Abstract
To promote significant pedagogical change, the most successful teacher education programmes for the global south happen in the school context. This paper is based on a pre-pilot intervention study of an international education development programme in Bangladesh. Technology-enhanced learning, in this case the use of the Apple® iPod® (iPod touch®), was used to support teachers’ teaching and learning in their school contexts. This paper presents evidence to demonstrate how such school-based technology-enhanced support systems impact on classroom practice and help teachers’ professional development. Using the case of a pre-pilot intervention in the Underprivileged Children’s Educational Programs schools, it explores the teachers’ professional development by analysing interviews with the teachers who were participating in the pre-pilot intervention programme, and draws the conclusion from the collected data that school-based teachers’ professional development through technology-enhanced learning is contributing significantly to in-service training in a resource-constrained context.
Acknowlegments
The authors would like to thank UKAID for funding the EIA programme and the UCEP Bangladesh authority for allowing them to carry out the research in schools.
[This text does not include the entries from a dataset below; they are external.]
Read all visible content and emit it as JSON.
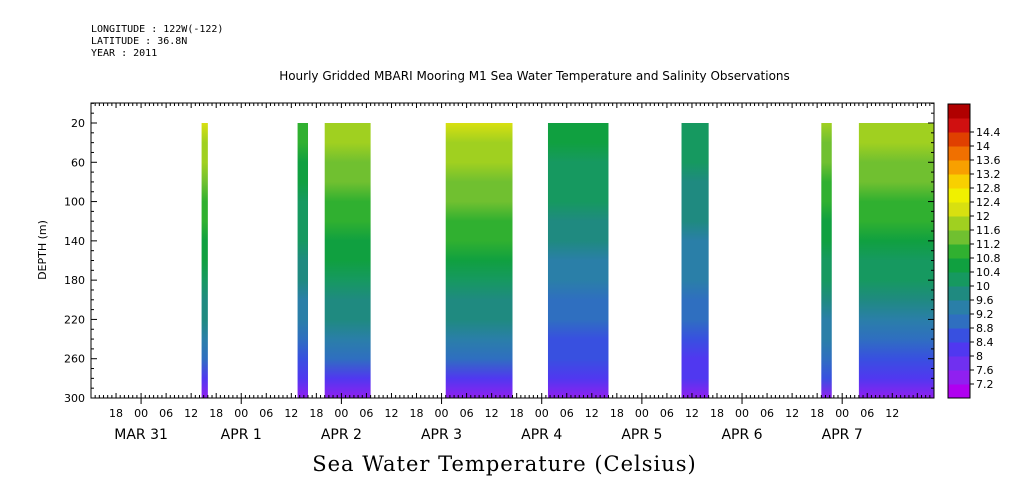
{
  "header": {
    "longitude": "LONGITUDE : 122W(-122)",
    "latitude": "LATITUDE : 36.8N",
    "year": "YEAR : 2011"
  },
  "title": "Hourly Gridded MBARI Mooring M1 Sea Water Temperature and Salinity Observations",
  "footer_title": "Sea Water Temperature (Celsius)",
  "chart_data": {
    "type": "heatmap",
    "title": "Hourly Gridded MBARI Mooring M1 Sea Water Temperature and Salinity Observations",
    "xlabel": "",
    "ylabel": "DEPTH (m)",
    "colorbar_label": "Sea Water Temperature (Celsius)",
    "ylim": [
      300,
      0
    ],
    "y_axis_inverted": true,
    "y_ticks": [
      20,
      60,
      100,
      140,
      180,
      220,
      260,
      300
    ],
    "x_range_hours": [
      "2011-03-31 12:00",
      "2011-04-07 22:00"
    ],
    "x_tick_hours": [
      "18",
      "00",
      "06",
      "12",
      "18",
      "00",
      "06",
      "12",
      "18",
      "00",
      "06",
      "12",
      "18",
      "00",
      "06",
      "12",
      "18",
      "00",
      "06",
      "12",
      "18",
      "00",
      "06",
      "12",
      "18",
      "00",
      "06",
      "12",
      "18",
      "00",
      "06",
      "12"
    ],
    "x_tick_hour_values": [
      18,
      24,
      30,
      36,
      42,
      48,
      54,
      60,
      66,
      72,
      78,
      84,
      90,
      96,
      102,
      108,
      114,
      120,
      126,
      132,
      138,
      144,
      150,
      156,
      162,
      168,
      174,
      180,
      186,
      192,
      198,
      204
    ],
    "date_labels": [
      "MAR 31",
      "APR  1",
      "APR  2",
      "APR  3",
      "APR  4",
      "APR  5",
      "APR  6",
      "APR  7"
    ],
    "date_label_hour_values": [
      24,
      48,
      72,
      96,
      120,
      144,
      168,
      192
    ],
    "x_start_hour": 12,
    "x_end_hour": 214,
    "colorbar": {
      "levels": [
        7.2,
        7.6,
        8,
        8.4,
        8.8,
        9.2,
        9.6,
        10,
        10.4,
        10.8,
        11.2,
        11.6,
        12,
        12.4,
        12.8,
        13.2,
        13.6,
        14,
        14.4
      ],
      "colors": [
        "#b000f0",
        "#9020f0",
        "#7030f0",
        "#5038f0",
        "#3850e0",
        "#2f6fc0",
        "#2a7fa8",
        "#1f8a80",
        "#169960",
        "#10a040",
        "#30b030",
        "#70c030",
        "#a0d020",
        "#d8e010",
        "#f0f000",
        "#f8d000",
        "#f8a000",
        "#f07000",
        "#e04000",
        "#d01010",
        "#b00000"
      ]
    },
    "data_segments": [
      {
        "start_hour": 38.5,
        "end_hour": 40.0,
        "surface_temp": 12.0,
        "bottom_temp": 7.2
      },
      {
        "start_hour": 61.5,
        "end_hour": 64.0,
        "surface_temp": 11.0,
        "bottom_temp": 7.4
      },
      {
        "start_hour": 68.0,
        "end_hour": 79.0,
        "surface_temp": 11.9,
        "bottom_temp": 7.3
      },
      {
        "start_hour": 97.0,
        "end_hour": 113.0,
        "surface_temp": 12.1,
        "bottom_temp": 7.2
      },
      {
        "start_hour": 121.5,
        "end_hour": 136.0,
        "surface_temp": 10.6,
        "bottom_temp": 7.3
      },
      {
        "start_hour": 153.5,
        "end_hour": 160.0,
        "surface_temp": 10.3,
        "bottom_temp": 7.4
      },
      {
        "start_hour": 187.0,
        "end_hour": 189.5,
        "surface_temp": 11.6,
        "bottom_temp": 7.5
      },
      {
        "start_hour": 196.0,
        "end_hour": 235.5,
        "surface_temp": 11.8,
        "bottom_temp": 7.2
      }
    ],
    "grid": false,
    "legend_placement": "right colorbar"
  }
}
They are also very thankful to their colleagues from the EIA Base Office in Dhaka, Bangladesh who supported them enormously during the fieldwork. The authors are also very grateful to two colleague TDCs from EIA Base Office, Mohammad Arifuzzaman and Yeasmin Ali, for working with the lead author during fieldwork. They also thank the school administrators and, most of all, the teachers who took part in research activities and helped us to start to understand their professional development contexts.
Notes
1. The head of the UCEP school is called School Administrator, though the head of the school in the mainstream education system is called the head teacher.
2. Teacher Development Coordinators are the main implementers of the EIA intervention. They have been trained by the Open University EIA team to train the teachers.